Souvent conviés à saluer le chef de l’Etat à sa descente d’avion lors de ses retours au Gabon, les membres du gouvernement Nkoghé Békalé, à l’exception de Lambert Noel Mata et Rose Christiane Ossoucka Raponda, ont étrangement été écartés de la célébration protocolaire relative au retour d’Ali Bongo, le 23 mars.

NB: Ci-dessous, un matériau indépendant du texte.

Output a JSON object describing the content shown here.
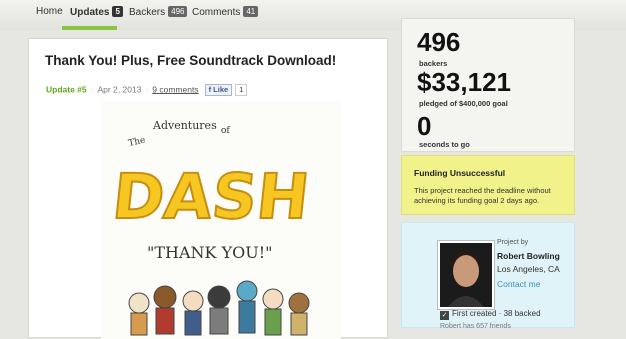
{
  "nav": {
    "home": "Home",
    "updates": {
      "label": "Updates",
      "count": "5"
    },
    "backers": {
      "label": "Backers",
      "count": "496"
    },
    "comments": {
      "label": "Comments",
      "count": "41"
    }
  },
  "post": {
    "title": "Thank You! Plus, Free Soundtrack Download!",
    "update_label": "Update #5",
    "date": "Apr 2, 2013",
    "comments": "9 comments",
    "like": "Like",
    "like_count": "1"
  },
  "artwork": {
    "top_text_the": "The",
    "top_text_adv": "Adventures",
    "top_text_of": "of",
    "logo": "DASH",
    "thank_you": "\"THANK YOU!\""
  },
  "stats": {
    "backers_value": "496",
    "backers_label": "backers",
    "pledged_value": "$33,121",
    "pledged_label": "pledged of $400,000 goal",
    "seconds_value": "0",
    "seconds_label": "seconds to go"
  },
  "alert": {
    "title": "Funding Unsuccessful",
    "text": "This project reached the deadline without achieving its funding goal 2 days ago."
  },
  "creator": {
    "label": "Project by",
    "name": "Robert Bowling",
    "location": "Los Angeles, CA",
    "contact": "Contact me",
    "first_created": "First created",
    "backed": "38 backed",
    "friends": "Robert has 657 friends"
  },
  "colors": {
    "accent_green": "#87c540",
    "alert_yellow": "#f1f28a",
    "creator_blue": "#dff3f8",
    "dash_yellow": "#f6c623"
  }
}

Une étrangéité, dans l’histoire du Gabon, qui a suscité beaucoup d’interrogations.

Régis Immogault, Guy Bertrand Mapangou, Fidèle Otandault.. les ministres, pourtant d’Etat, n’ayant pas été conviés à s’approcher d’Ali Bongo à son arrivée, le 23 mars2019 à l’aéroport international Léon Mba. © facebook/PresidenceGabon

 

Un communiqué circulant sur les réseaux sociaux, attribué au Secrétariat général du gouvernement mais non authentifié, a dressé la liste des personnalités autorisées d’accès au salon d’honneur du pavillon présidentiel pour l’arrivée, le 23 mars, du président de République. Seul le vice-président de la République, le Premier ministre, le ministre de la Défense nationale, le ministre de l’Intérieur et les commandants en chefs de forces de défense et de sécurité étaient admis au salon d’honneur pour saluer Ali Bongo à son arrivée.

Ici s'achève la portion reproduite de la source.